The Auction Game

This is a most fascinating resource for a wet wintry afternoon, and its preparations are interesting enough to keep a whole houseful of young folk occupied and amused. A large piece of cardboard is cut into twenty-five squares, and on each is pasted a picture of some article taken from advertisements in old newspapers, magazines, or catalogues. The pictures are numbered, and on the back a price in keeping with the article is written.

The more variety there is among the stock for sale the better. It may contain anything from a thoroughbred Persian to a set of ninepins, and the prices may be copied from the catalogues, &c.

When this is done, a mint of paper or cardboard money is manufactured. The range of coin corresponds to the prices of the articles. Should the most expensive of these be marked $500, the paper money must include that amount. Upon each disc of cardboard is written its value.

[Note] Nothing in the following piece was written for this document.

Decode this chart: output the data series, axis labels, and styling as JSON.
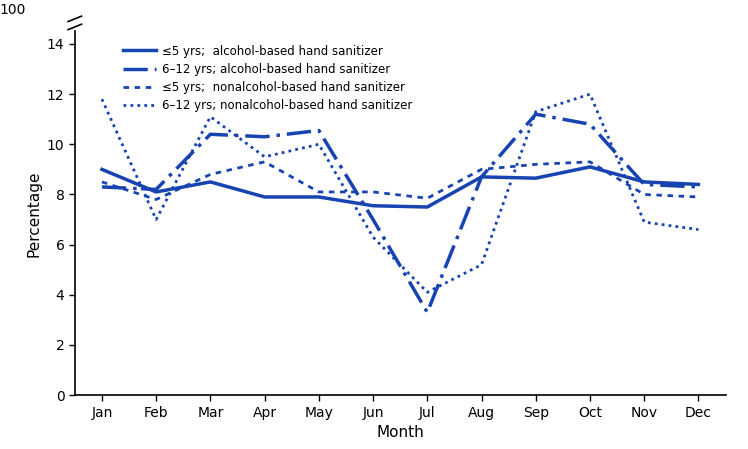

The guests having arrived, the capital is divided among them in equal portions. If there has been no time to manufacture the coin, imitation money can be purchased quite cheaply, and this lends a greater reality to the game.

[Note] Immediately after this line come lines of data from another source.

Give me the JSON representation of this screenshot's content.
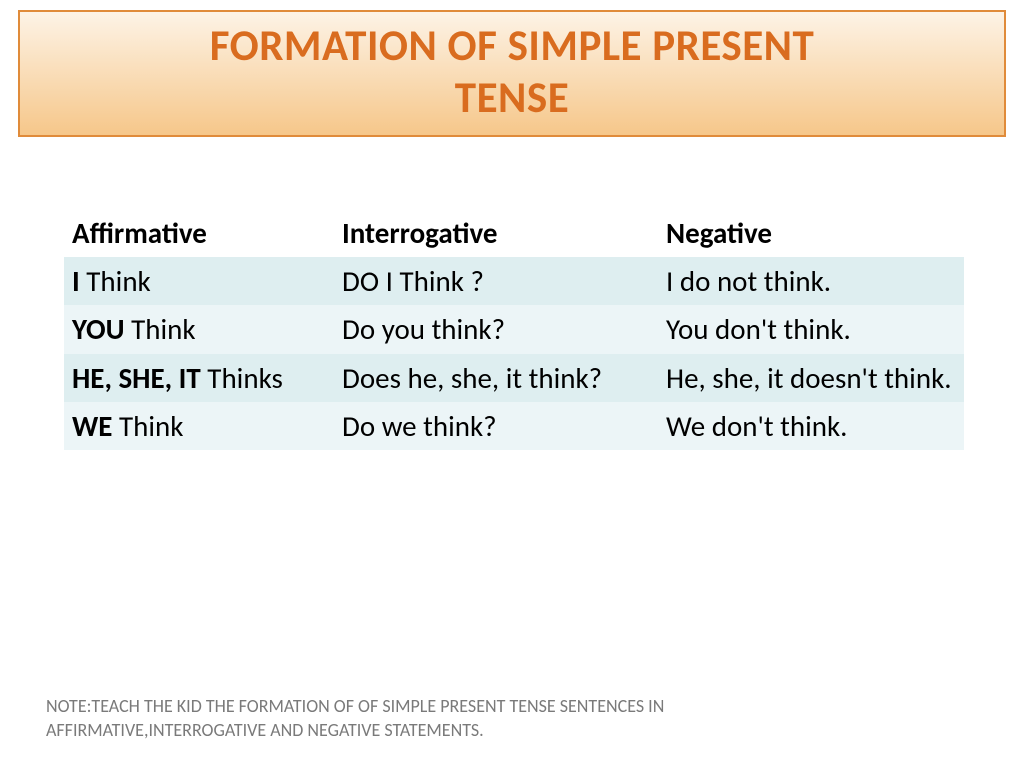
{
  "title": {
    "line1": "FORMATION OF SIMPLE PRESENT",
    "line2": "TENSE",
    "text_color": "#d96c1f",
    "border_color": "#e08b3a",
    "gradient_top": "#fdf3e6",
    "gradient_bottom": "#f6c78a",
    "font_size_pt": 32
  },
  "table": {
    "columns": [
      "Affirmative",
      "Interrogative",
      "Negative"
    ],
    "row_bg_a": "#deeef0",
    "row_bg_b": "#ecf5f7",
    "header_bg": "#ffffff",
    "font_size_pt": 22,
    "rows": [
      {
        "aff_bold": "I",
        "aff_rest": " Think",
        "int": "DO I Think ?",
        "neg": "I do not think."
      },
      {
        "aff_bold": "YOU",
        "aff_rest": " Think",
        "int": "Do you think?",
        "neg": "You don't think."
      },
      {
        "aff_bold": "HE, SHE, IT",
        "aff_rest": " Thinks",
        "int": "Does he, she, it think?",
        "neg": "He, she, it doesn't think."
      },
      {
        "aff_bold": "WE",
        "aff_rest": " Think",
        "int": "Do we think?",
        "neg": "We don't think."
      }
    ]
  },
  "note": {
    "line1": "NOTE:TEACH THE KID THE FORMATION OF OF SIMPLE PRESENT TENSE SENTENCES IN",
    "line2": "AFFIRMATIVE,INTERROGATIVE AND NEGATIVE STATEMENTS.",
    "color": "#7a7a7a",
    "font_size_pt": 14
  }
}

The first thing is to secure an auctioneer amongst the party, who possesses a ready flow of language, and is not troubled by shyness. An amiable uncle, or other grown-up relative, will do capitally.

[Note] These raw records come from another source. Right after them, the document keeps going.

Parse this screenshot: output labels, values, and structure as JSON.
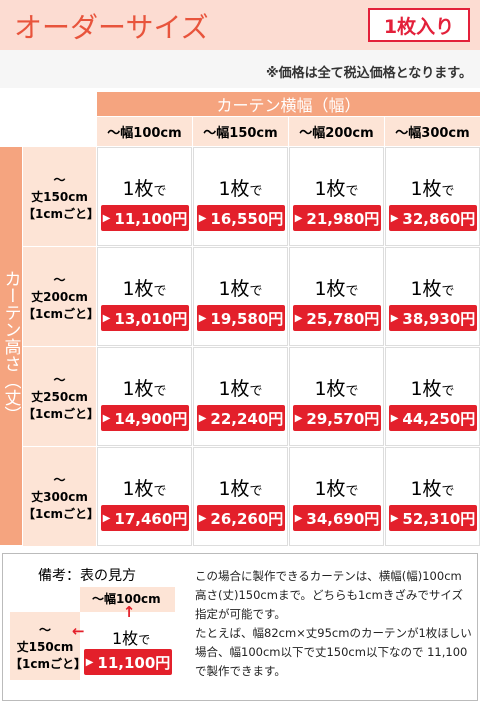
{
  "header": {
    "title": "オーダーサイズ",
    "badge": "1枚入り",
    "note": "※価格は全て税込価格となります。"
  },
  "table": {
    "column_title": "カーテン横幅（幅）",
    "row_title": "カーテン高さ（丈）",
    "columns": [
      "～幅100cm",
      "～幅150cm",
      "～幅200cm",
      "～幅300cm"
    ],
    "rows": [
      {
        "mark": "～",
        "height": "丈150cm",
        "step": "【1cmごと】",
        "cells": [
          {
            "count": "1枚",
            "suffix": "で",
            "price": "11,100円"
          },
          {
            "count": "1枚",
            "suffix": "で",
            "price": "16,550円"
          },
          {
            "count": "1枚",
            "suffix": "で",
            "price": "21,980円"
          },
          {
            "count": "1枚",
            "suffix": "で",
            "price": "32,860円"
          }
        ]
      },
      {
        "mark": "～",
        "height": "丈200cm",
        "step": "【1cmごと】",
        "cells": [
          {
            "count": "1枚",
            "suffix": "で",
            "price": "13,010円"
          },
          {
            "count": "1枚",
            "suffix": "で",
            "price": "19,580円"
          },
          {
            "count": "1枚",
            "suffix": "で",
            "price": "25,780円"
          },
          {
            "count": "1枚",
            "suffix": "で",
            "price": "38,930円"
          }
        ]
      },
      {
        "mark": "～",
        "height": "丈250cm",
        "step": "【1cmごと】",
        "cells": [
          {
            "count": "1枚",
            "suffix": "で",
            "price": "14,900円"
          },
          {
            "count": "1枚",
            "suffix": "で",
            "price": "22,240円"
          },
          {
            "count": "1枚",
            "suffix": "で",
            "price": "29,570円"
          },
          {
            "count": "1枚",
            "suffix": "で",
            "price": "44,250円"
          }
        ]
      },
      {
        "mark": "～",
        "height": "丈300cm",
        "step": "【1cmごと】",
        "cells": [
          {
            "count": "1枚",
            "suffix": "で",
            "price": "17,460円"
          },
          {
            "count": "1枚",
            "suffix": "で",
            "price": "26,260円"
          },
          {
            "count": "1枚",
            "suffix": "で",
            "price": "34,690円"
          },
          {
            "count": "1枚",
            "suffix": "で",
            "price": "52,310円"
          }
        ]
      }
    ]
  },
  "legend": {
    "title": "備考：表の見方",
    "column": "～幅100cm",
    "mark": "～",
    "height": "丈150cm",
    "step": "【1cmごと】",
    "count": "1枚",
    "suffix": "で",
    "price": "11,100円",
    "paragraphs": [
      "この場合に製作できるカーテンは、横幅(幅)100cm高さ(丈)150cmまで。どちらも1cmきざみでサイズ指定が可能です。",
      "たとえば、幅82cm×丈95cmのカーテンが1枚ほしい場合、幅100cm以下で丈150cm以下なので 11,100 で製作できます。"
    ]
  }
}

The auctioneer stands on a chair or stool, and cries out the article before him, treating it as if it were real.

He is provided with a hammer, and the company begin an eager bidding for the thing that takes their fancy.

The players, as may be expected, are as anxious as people in a real auction to obtain what they covet at the lowest price possible.

Should a member offer more than he is able to pay, and succeed in being the last to name the highest price, he pays a forfeit of ten cents to each of the other buyers, and the article is again placed on the auctioneer’s table.

The winner is the individual who has got the best value for his money, and has the most capital in hand by the time the twenty-five articles are sold.

It is a good plan to offer prizes—a good one for the discreet and careful buyer, and a “booby” for the poor foolish spendthrift, who has nothing to show at the end of the game.

Excitement and eagerness are increased by the cry of the auctioneer, “Going, going, gone!” and the beat of his hammer.

If he is able to introduce funny narratives concerning the articles into his harangue, so much the better.

For instance, a pair of boots, fashioned from the corpse of the King of Prussia’s pet calf, and the black kid gloves which King Charles II. wore at the funeral of his great-aunt; the mouse-trap that once held prisoner a rodent of aristocratic lineage and purple blood; the ash-tray, into which the burnt cigar of Peter the Great is supposed to have fallen—all should go at a high price.